The alternative would be to use the assortment of assets the team has at its disposal (their $12.5-million traded player exception, Stojakovic's $15-million expiring contract, Barbosa and/or Evans, redundant young players like Sonny Weems) to bring in serious roster upgrades to make a run at a playoff spot. Names like Stephen Jackson, Marcus Camby, Troy Murphy, Andre Iguodala, Anderson Varejao, Gerald Wallace, Andre Miller, Tayshaun Prince, Andray Blatche and J.R. Smith have already been casually tossed into trade conversations, and the right combination around key Raptor pieces could easily place the club into the post-season picture. They are only a game-and-a-half out of the eighth spot right now, and some aggressive moves could quickly move them into the top-eight.
However, to take on additional roster strength usually means taking on salary, which is not desirable on the eve of a new Collective Bargaining Agreement that could dramatically reshape the salary cap and the restrictions that surround it. Taking on salary now, when the team doesn't have to, could cripple future flexibility, and it is unlikely the Raptors could make substantial enough moves to put them into the top of the Eastern Conference picture in the next six weeks. Colangelo has talked often about the team's financial flexibility going into next summer and it's not clear how eager he'd be to torpedo that flexibility to make a push for a post-season spot in 2011.
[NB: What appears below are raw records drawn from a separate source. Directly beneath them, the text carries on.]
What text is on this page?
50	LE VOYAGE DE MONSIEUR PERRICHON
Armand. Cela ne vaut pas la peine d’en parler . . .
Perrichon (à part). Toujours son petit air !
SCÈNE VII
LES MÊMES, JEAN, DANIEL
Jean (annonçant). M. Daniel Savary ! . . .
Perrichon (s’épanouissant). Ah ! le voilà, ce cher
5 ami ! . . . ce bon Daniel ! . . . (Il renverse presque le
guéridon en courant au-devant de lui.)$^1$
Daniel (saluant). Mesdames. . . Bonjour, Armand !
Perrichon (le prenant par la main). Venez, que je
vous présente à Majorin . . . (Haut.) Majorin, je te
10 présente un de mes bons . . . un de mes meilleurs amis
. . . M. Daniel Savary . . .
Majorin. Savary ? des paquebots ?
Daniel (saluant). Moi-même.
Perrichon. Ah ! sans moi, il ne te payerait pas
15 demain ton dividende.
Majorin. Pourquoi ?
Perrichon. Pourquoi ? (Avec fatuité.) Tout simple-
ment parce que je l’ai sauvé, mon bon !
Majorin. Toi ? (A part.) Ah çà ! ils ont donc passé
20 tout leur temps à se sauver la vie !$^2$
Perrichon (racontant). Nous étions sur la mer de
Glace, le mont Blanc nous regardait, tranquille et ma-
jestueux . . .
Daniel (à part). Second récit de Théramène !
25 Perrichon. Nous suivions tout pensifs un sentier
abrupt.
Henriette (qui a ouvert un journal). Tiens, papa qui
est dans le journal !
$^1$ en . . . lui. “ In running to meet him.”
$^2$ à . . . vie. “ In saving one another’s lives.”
The distillation of all of this is basically that the roster as assembled today is actually doing the worst thing to the organization that they could do, but there is no obvious way to change course. They are winning more than expected, which is great in many respects, but they aren't winning enough to matter. Outside Andrea Bargnani, Jerryd Bayless and Ed Davis, one assumes that the bulk of the roster is available for the right price, but what that price is remains a mystery.
There is no one, single way to play this out, and that is why the team will be highly judicious in how they manage the roster over the next several weeks. Once January hits you're going to start seeing rumor mills heat up and players begin changing cities and the pressure on the Raptors to take a step into the future will be applied heavily during that time. Whether that step involves paring down or building up depends on the long-term goals (and options) available to Colangelo as the deadline approaches, but eventually he's going to have to choose one route or the other.
Winning 30-to-35 games per year is the most crippling trap an NBA team can find itself in and Colangelo is going to have to be proactive in assuring that the Raptors don't get caught it in this time around.
It's great that the Raptors aren't as bad as everyone figured they'd be but now they have to either make themselves that bad or get good enough to matter.